Kochav HaShahar a été construit à la fin des années 1970 et abrite aujourd’hui environ 2.500 juifs israéliens. Dans les années 1990, les avant-postes de Ma’ale Shlomo et Mitzpe Kramin ont été créés. En 1998, la porte de Kochav HaShahar a été déplacée de quelques kilomètres à l’ouest, bloquant la zone agricole autour de la colonie et par conséquent l’accès à des milliers d’acres de terre palestinienne.

Au cours des 20 dernières années, les colons ont construit quantité d’avant-postes supplémentaires autour de Kochav HaShahar, dont Baladim, Maoz Esther, et Ma’ale Ahuviya. En 2004, Einat Kedem a été installé au sud-est, près de Jéricho. Malachei HaShalom a été construit en 2014 sur une zone militaire partiellement abandonnée, juste à l’Est de la colonie de Shiloh, premier d’une série d’avant-postes construits à l’Est. En février de cette année, le gouvernement israélien a décidé de formaliser l’avant-poste, le transformant en colonie officielle.

La Ferme de Keriya, avant-poste d’élevage appartenant à Neriya Ben Pazi, a été installée en 2018 au sud de la colonie de Rimonim et a pris des milliers d’acres de terre. Elle a plusieurs avant-postes subsidiaires, dont deux en direction de Jéricho : la Ferme de Zohar et un avant-poste créé en mémoire de Harel Masood, l’une des quatre victimes en juin d’une attaque au fusil dans la colonie d’Eli.

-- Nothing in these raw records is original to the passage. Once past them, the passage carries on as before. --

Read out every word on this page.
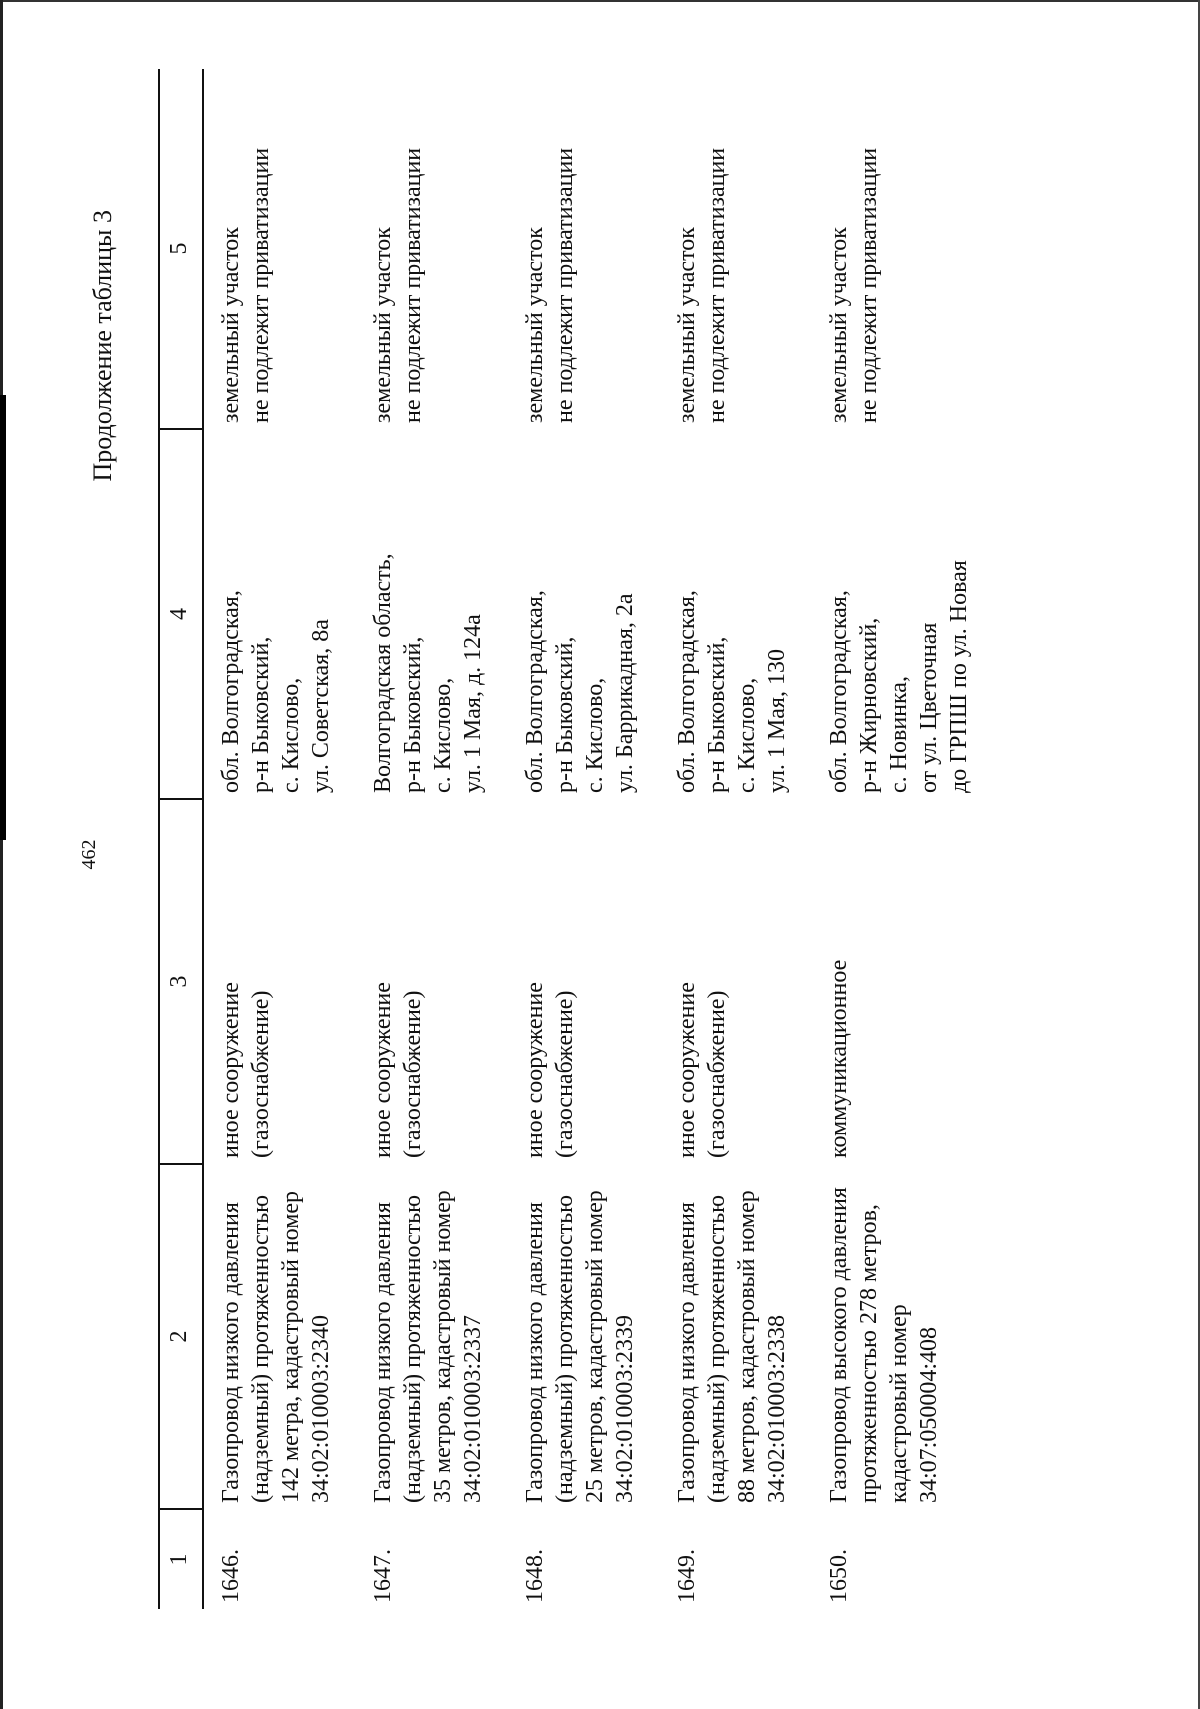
462
Продолжение таблицы 3
1	2	3	4	5

1646.	Газопровод низкого давления (надземный) протяженностью 142 метра, кадастровый номер 34:02:010003:2340	иное сооружение (газоснабжение)	обл. Волгоградская, р-н Быковский, с. Кислово, ул. Советская, 8а	земельный участок не подлежит приватизации

1647.	Газопровод низкого давления (надземный) протяженностью 35 метров, кадастровый номер 34:02:010003:2337	иное сооружение (газоснабжение)	Волгоградская область, р-н Быковский, с. Кислово, ул. 1 Мая, д. 124а	земельный участок не подлежит приватизации

1648.	Газопровод низкого давления (надземный) протяженностью 25 метров, кадастровый номер 34:02:010003:2339	иное сооружение (газоснабжение)	обл. Волгоградская, р-н Быковский, с. Кислово, ул. Баррикадная, 2а	земельный участок не подлежит приватизации

1649.	Газопровод низкого давления (надземный) протяженностью 88 метров, кадастровый номер 34:02:010003:2338	иное сооружение (газоснабжение)	обл. Волгоградская, р-н Быковский, с. Кислово, ул. 1 Мая, 130	земельный участок не подлежит приватизации

1650.	Газопровод высокого давления протяженностью 278 метров, кадастровый номер 34:07:050004:408	коммуникационное	обл. Волгоградская, р-н Жирновский, с. Новинка, от ул. Цветочная до ГРПШ по ул. Новая	земельный участок не подлежит приватизации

Un autre avant-poste, la Ferme de Micah, qui a été construit en 2018 au pied de Kochav HaShahar qui surplombe Ein Samia, s’est réinstallé en 2020 près du village maintenant dépeuplé de Ras a-Tin. L’armée a alors empêché les villageois palestiniens de traverser la route Allon pour accéder à leurs propres terres. Les Palestiniens des villages voisins d’Al-Mughayyir et Kufr Malik ont organisé des manifestations à la suite de la relocalisation de l’avant-poste.

Les colons et les soldats israéliens ont tué trois Palestiniens ces dernières années à Al-Mughayyir. En juillet 2022, un colon a tué par balle Amjad Abu Alia, âgé de 16 ans ; en décembre 2020, pendant une manifestation du vendredi, un sniper de l’armée a abattu Ali Abu Alia, âgé de 15 ans, d’une balle dans le ventre qui l’a tué ; et en janvier 2019, au cours d’une attaque de colons armés sur le village, Hamdi Na’asan, âgé de 38 ans, marié et père de deux enfants, a été tué par balle dans le dos.

En 2020, des colons ont fondé l’avant-poste la Ferme de Rashash au nord-est de Malachei HaShalom, le long de la frontière de la Zone de Tir 906. Un vignoble a récemment été planté au sud de Malachei HaShalom, et une tente a été placée sur la route qu’utilisent les fermiers palestiniens pour atteindre leurs pâturages dans une zone connue sous le nom de Dalia, mais les colons les empêchent maintenant de l’utiliser. Plusieurs nouveaux avant-postes ont également été installés autour des avant-postes existants, dont certains ont été évacués, puis repeuplés.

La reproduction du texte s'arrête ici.